7 things I see about theatre and Canada, and about theatre in Canada.
1. Canada seems to be deeply divided ideologically today. This might be an imaginary perspective nourished by the mainstream media to keep us interested in stories about politics in our country. My experience travelling around Canada is that people share a lot of common ground but rarely have enough contact with one another to express that common ground.
2. Theatre is underfunded, under attended, and under practiced in Canada – which is weird because if there is one medium that can re-align imaginary narratives, it is the theatre. I want to accelerate misaligned narratives through the work I do making documentary plays.

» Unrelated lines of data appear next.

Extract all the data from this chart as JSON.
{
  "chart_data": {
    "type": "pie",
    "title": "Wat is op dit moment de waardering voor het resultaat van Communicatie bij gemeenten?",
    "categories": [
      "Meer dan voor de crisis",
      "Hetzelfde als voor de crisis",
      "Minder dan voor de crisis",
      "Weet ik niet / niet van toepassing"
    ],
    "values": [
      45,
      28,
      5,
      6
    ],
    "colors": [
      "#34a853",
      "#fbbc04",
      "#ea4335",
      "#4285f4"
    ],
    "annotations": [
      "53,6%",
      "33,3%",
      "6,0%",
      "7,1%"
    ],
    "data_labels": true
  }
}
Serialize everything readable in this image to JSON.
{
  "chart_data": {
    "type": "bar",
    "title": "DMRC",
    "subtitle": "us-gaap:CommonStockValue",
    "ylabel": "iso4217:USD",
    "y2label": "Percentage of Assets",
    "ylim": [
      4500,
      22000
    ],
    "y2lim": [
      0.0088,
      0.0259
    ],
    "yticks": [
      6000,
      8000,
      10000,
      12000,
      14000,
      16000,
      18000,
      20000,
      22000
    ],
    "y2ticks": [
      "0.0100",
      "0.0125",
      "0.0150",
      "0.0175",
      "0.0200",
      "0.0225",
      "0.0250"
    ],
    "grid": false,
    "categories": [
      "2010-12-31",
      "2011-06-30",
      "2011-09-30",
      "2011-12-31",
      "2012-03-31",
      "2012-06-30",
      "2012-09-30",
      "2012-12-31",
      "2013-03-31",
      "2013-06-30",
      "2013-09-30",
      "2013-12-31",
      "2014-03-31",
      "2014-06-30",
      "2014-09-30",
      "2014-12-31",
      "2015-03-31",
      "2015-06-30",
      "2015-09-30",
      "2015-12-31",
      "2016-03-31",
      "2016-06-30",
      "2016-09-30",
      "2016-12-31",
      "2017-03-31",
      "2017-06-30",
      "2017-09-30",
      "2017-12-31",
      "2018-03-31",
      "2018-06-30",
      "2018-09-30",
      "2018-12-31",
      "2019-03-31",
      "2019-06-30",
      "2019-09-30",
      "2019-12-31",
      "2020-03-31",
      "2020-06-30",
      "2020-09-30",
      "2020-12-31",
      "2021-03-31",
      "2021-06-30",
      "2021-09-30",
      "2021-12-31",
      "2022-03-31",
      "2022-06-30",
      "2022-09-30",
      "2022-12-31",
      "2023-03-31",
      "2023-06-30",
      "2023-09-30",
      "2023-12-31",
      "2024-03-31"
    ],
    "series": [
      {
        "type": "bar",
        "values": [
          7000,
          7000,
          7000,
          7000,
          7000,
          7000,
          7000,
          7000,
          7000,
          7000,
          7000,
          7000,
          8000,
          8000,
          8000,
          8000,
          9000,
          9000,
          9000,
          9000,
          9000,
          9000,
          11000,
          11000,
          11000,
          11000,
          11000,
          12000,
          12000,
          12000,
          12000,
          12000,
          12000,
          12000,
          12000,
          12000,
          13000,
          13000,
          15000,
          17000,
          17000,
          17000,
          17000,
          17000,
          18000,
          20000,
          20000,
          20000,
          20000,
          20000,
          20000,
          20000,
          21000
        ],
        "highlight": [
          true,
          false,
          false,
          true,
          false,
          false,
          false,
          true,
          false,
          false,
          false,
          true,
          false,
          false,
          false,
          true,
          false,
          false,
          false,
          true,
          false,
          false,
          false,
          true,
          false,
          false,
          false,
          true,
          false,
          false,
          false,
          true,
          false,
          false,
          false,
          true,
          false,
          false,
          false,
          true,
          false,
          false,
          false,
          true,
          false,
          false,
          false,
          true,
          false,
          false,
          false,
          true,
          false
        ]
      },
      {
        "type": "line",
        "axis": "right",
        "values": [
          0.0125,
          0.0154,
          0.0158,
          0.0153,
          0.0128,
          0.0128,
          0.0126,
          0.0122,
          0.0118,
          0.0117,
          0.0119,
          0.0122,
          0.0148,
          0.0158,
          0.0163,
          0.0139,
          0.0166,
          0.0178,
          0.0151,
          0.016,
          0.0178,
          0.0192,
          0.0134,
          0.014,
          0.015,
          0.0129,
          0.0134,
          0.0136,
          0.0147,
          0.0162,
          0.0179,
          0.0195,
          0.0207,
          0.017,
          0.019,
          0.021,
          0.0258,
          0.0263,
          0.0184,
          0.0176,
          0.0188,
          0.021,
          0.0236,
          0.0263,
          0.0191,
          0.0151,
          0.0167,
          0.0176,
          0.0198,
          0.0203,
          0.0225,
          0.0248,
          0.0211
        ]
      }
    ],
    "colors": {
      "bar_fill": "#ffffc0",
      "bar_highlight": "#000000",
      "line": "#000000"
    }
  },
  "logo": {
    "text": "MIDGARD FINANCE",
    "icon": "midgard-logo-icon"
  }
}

3. Collective impact is a big buzzword in Canada right now. We need to do things together but we are so segregated into professional, ideological and cultural silos. We need to build a common narrative in Canada, a national story. This common narrative should not be confused with patriotism. It should be conceived as a story about diverse people learning how to talk with each other again to tackle common challenges; building new language that doesn’t immediately try to force consensus but that allows for dissidence, dissonance, awkwardness, uncertainty, failure to connect as a process through which we have to pass to find connection again. It is a story that takes the conversation away from the experts and gives it back to the citizen – the true power behind Canada’s democracy. Democracy, as managed by political experts, is a farce right now in Canada if we judge it by the conversation that is taking place in the House of Commons.
4. Theatre of the citizen is not simply political theatre. It is deeply personal. Because none of us lives alone. We make political decisions every day in the way we speak to people, the way we spend our money, the way we raise our kids, the way we care for our parents. Politics is not reading the newspaper and being up on political affairs or deciding to become an MP, or starting an NGO, or declaring that you are apolitical. It is a conversation we have with one another in order to share the planet as gracefully as possible. The lack of grace today in political dialogue is a symptom of this abuse of the true definition of politics. The theatre is a medium that can and should attempt to inject some grace back into political dialogue.
5. I am not trying to make a point (right now) or when I write a play. I am trying to start a conversation. The conversation is about: why are we behaving this way in Canada today? Character is what character does. What Canada does today is Canada’s character. We have to put that character on stage so people can see it. Because it’s quite a crazy picture. It’s also very funny and entertaining and can sell a lot of theatre tickets and maybe even some merchandise.
6. Theatre artists are amongst the most brilliant people in Canada but they are generally destitute and marginalized. Why is this? We should be leading our country, not just observing it.
7. Theatre is serving a cultural elite and is not generally considered relevant to people working in other professions. Why are we theatre artists talking just to ourselves? What’s the point? How can we integrate theatre back into the fabric of day-to-day life for people? Are we afraid to reach outside our black boxes to participate in other arenas? Are we prepared to use our skills to serve society in a different way?